Et ici je sens le besoin de remercier notre bienveillant rapporteur pour les bonnes paroles qu’il a prononcées : « Supprimer une peine, a-t-il dit, c’eût été faire un pas de plus dans la voie que suit depuis longtemps notre législation » ; et il a exprimé le vœu que cette peine corporelle, réintroduite au dernier moment dans la loi, ne fût appliquée à l’avenir que le plus rarement possible. Ah ! Messieurs, qu’elle ne le soit jamais ! Que la magistrature entende la parole qui emprunte au caractère élevé de M. le président devienne une autorité singulière. Avec les écrivains, on n’aura jamais à se repentir d’avoir pratiqué la justice, surtout sous la forme de l’humanité.

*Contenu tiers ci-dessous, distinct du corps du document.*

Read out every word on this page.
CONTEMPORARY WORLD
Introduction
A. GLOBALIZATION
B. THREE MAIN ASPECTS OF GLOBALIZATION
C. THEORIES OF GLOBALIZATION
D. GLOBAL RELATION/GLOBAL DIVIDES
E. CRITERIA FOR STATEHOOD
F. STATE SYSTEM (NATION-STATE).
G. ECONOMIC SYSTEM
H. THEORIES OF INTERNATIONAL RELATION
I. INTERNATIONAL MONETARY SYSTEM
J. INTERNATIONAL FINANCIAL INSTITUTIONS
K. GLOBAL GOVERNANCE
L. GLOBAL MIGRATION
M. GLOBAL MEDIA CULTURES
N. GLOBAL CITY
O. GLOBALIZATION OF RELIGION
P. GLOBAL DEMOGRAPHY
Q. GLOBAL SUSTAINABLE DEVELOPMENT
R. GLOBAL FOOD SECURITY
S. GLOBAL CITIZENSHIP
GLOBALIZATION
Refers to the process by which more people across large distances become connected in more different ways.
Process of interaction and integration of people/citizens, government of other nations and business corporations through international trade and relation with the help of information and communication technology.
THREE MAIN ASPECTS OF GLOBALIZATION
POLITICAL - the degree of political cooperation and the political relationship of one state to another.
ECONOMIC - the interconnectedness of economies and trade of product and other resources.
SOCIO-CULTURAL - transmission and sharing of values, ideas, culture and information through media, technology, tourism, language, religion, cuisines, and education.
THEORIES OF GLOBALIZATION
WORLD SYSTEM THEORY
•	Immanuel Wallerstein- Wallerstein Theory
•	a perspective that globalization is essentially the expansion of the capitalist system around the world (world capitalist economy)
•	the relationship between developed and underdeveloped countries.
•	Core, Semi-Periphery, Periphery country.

Ce n’est pas à dire, messieurs, que j’eusse conseillé, en rejetant les peines corporelles, d’insister d’autant, en revanche, sur le chiffre des amendes et de l’aggraver. Je suis peu apte aux discussions de chiffres ; je ne suis que l’écho des hommes que j’estime les plus compétents : j’espère encore que la pratique de la loi vaudra mieux que son texte, et que l’application atténuera bien des inconvénients qu’on redoute ; mais il est déjà très-fâcheux que ces appréhensions s’élèvent à la veille de la mise en pratique de la loi.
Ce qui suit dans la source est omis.